Those who have undergone frequent, continual cybersecurity awareness testing and training are the most immune, of course…

In a cybersecurity firm’s analysis of a data set of over 9.5m users across 30,173 organizations involving around 23.4m simulated phishing security tests across 19 different industries—to discover how many employees are likely to fall for phishing or a social engineering scam—32.4% of all employees in the data that had not undergone some security training, were likely to click on a suspicious link or comply with a fraudulent request.

In some large category industries, such as Consulting, Energy & Utilities, and Healthcare & Pharmaceuticals, the percentage was over 50%.

The Asia Pacific region (APAC) showed a slightly higher tendency than the global average at 34.5% of untrained employees.

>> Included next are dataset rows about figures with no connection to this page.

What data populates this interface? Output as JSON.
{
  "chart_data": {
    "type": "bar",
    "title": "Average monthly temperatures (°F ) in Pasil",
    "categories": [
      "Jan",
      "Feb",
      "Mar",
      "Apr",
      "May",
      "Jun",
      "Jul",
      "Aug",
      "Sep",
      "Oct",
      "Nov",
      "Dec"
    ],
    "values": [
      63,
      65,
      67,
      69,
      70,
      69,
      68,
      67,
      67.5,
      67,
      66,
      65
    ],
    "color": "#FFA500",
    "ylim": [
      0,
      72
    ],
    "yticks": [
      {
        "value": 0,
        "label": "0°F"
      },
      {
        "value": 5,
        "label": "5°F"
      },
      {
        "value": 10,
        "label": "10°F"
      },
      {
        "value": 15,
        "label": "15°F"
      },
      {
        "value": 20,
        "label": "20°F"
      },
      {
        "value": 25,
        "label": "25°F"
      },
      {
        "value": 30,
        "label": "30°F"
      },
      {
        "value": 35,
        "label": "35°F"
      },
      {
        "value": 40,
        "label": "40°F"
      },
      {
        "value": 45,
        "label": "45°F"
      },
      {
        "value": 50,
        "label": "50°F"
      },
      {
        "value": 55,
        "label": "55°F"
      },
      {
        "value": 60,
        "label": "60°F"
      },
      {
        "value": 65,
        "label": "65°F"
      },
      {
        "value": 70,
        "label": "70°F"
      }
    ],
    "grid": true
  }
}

Large organizations (those with more than 1,000 employees) with no prior staff security training showed a tendency of 36.7%, four percent higher than the global average in the data set.

When organizations in the data set implemented a combination of training and simulated phishing security testing (comprising monthly or more frequent security training), the tendency decreased to 17.6% after 90 days of completed training. After 12 months of training and simulated phishing security tests, the average PPP dropped to 5%, indicating that new habits had become normalized.

In the APAC region the tendency scores of small and medium sized organisations improved to 21.1% and 19.2% respectively. After one year of training, employees of small organizations showed the greatest gain, with the tendency dropping to 4.4%. For small- and medium- sized organizations, the tendency dropped to 21.1% and 19.2% respectively . After one year of training small organizations showed the greatest gain, with their PPP dropping to 4.4%.

Said Stu Sjouwerman, CEO, KnowBe4, the firm which conducted the analysis: “Given that most data breaches originate from social engineering, we cannot afford to omit the human element. Implementing security awareness training with simulated phishing testing will help to (improve protection of) organizations against cyberattacks and result in a more secure organizational culture.”